I beg to differ on the first one. The mind is actually rational for many, many things. In fact, the mind is often (or always) wired because of the things that we do, our past experiences, knowledge, wisdom and other physiological systems. I think the brain is the only part of the body that is able to adapt itself so quickly through its plasticity. Your fears have to be linked to something else. The problems with you aren't the walls that you put up and the social anxiety, but what about those that you are afraid of - what about human connections and deep feelings that makes you feel uncomfortable. There have to be a reason or a series of events that have led you to put up these walls to protect yourself.
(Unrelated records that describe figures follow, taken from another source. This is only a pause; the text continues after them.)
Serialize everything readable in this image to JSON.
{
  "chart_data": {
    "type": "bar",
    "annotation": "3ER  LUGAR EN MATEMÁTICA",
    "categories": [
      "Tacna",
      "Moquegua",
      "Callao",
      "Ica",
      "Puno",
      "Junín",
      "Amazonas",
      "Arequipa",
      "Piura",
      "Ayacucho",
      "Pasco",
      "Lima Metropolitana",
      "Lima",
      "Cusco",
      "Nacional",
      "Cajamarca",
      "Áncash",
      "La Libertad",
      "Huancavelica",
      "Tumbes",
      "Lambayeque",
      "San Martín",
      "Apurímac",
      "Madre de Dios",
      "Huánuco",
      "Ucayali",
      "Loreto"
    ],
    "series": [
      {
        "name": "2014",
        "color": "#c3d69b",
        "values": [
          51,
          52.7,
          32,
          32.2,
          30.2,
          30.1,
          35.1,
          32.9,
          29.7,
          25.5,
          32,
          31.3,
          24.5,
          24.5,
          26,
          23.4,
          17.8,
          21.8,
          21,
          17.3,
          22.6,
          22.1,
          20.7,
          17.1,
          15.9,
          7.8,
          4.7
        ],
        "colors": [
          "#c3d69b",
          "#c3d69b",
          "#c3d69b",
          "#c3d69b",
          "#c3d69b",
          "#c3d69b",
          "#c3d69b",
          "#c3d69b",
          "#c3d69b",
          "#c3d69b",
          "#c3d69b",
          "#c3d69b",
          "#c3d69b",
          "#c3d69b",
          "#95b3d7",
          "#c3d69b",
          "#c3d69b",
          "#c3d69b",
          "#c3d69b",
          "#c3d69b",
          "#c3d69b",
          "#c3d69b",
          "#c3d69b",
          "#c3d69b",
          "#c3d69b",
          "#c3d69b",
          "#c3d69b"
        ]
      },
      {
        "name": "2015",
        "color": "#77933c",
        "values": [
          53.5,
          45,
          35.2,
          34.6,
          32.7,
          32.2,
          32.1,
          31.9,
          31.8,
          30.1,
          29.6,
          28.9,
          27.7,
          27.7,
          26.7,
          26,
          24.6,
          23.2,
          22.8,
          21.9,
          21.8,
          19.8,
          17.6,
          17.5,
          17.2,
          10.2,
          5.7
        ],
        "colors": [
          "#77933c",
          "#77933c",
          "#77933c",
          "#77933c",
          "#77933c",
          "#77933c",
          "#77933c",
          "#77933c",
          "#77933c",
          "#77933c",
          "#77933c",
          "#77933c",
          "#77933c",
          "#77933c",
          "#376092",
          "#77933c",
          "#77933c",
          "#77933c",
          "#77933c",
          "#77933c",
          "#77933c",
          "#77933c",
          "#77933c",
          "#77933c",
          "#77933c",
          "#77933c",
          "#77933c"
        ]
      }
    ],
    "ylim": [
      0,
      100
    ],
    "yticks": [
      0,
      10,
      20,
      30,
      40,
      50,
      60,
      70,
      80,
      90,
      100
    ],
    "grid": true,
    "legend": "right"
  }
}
And secondly, you might think that you are doing good and all that, but if you are under overwhelming stress, I don't think you are doing anyone any good. I know sometimes we get caught up too easily in "changing the world" and helping others, but really, what truly matters is our own wellbeing first. It is only when we have good mental health and wellbeing that we are able to help others. It is not about changing the external, but changing the internal. If we are doing what we do because of something external, it can't be sustained and it us extremely unhealthy. We need to change what's within. You are not doing any good until you can balance things well and you are doing because you love doing it, you enjoy doing it and you are not unhealthily stressed because of doing it. I know, because I've been there.

But having said that, I hope you think twice and actually take care of yourself. As you move forward from here, what truly matters to you - your life or all these non-existential possessions that does not last? If you don't do anything, things aren't gonna move anywhere. We all hate being told what to do, but sometimes, we need that nudge.

Anonymous said...

I agree with Aaron. Take care of yourself first. I am a firm believer in the saying that charity begins at home. Your efforts and desire to be able to help others are commendable and admirable. However, if you become overwhelmed and over-extended, you might get sick. Or you would have less time for your studies. Your education must be the priority because that is the foundation of your good future. Then you would be better equipped and in a better position to help others.

I don't mean to douse your idealism, but balance it with your own needs.

I'll send you my bill later.

Caesar Augustus

Ron said...

omgomgomgomg USMLE step 1 *runs around with arms flailing*

Hishy said...

I've noticed that you always talk about situations that make you uncomfortable in terms of... well, variables. You want to do it, but x and y don't seem to be right. You felt like it was the right moment, but y and z made you hesitate. I don't know if it's because of your science background, but I just get the feeling that you like having 100% control of variables and hate going into any situation when x, y, and z don't align completely. I'm not saying it's necessarily a bad thing, and this is really just conjecture on my part, but life's variables are usually uncontrollable, and sometimes waiting for them just means waiting for a perfect environment that may never come along.

To be fair, I may be out to most of my friends, colleagues, and a few family members, but I am still not out to my parents because of the risks involved.

Aek said...

Biki, Mike: Trying. :-/

Aaron: Even so, they feel irrational. I actually refute that the brain is above the rest of the body in terms of adaptation, but that's not the point. :-P I haven't reached my limit yet, but now I can see the wall. If I can survive through . . . next Sunday, I'll be okay.

Ron: Pretty much. Pretty much.

Hishy: Hmm, it might be a result of my science background. That does make sense. All of life is an experiment, hehe. Yes, I do like it when all the variables align. We as people may be unique in our ability to willfully shape and manipulate many of these variables. That said, you have a point.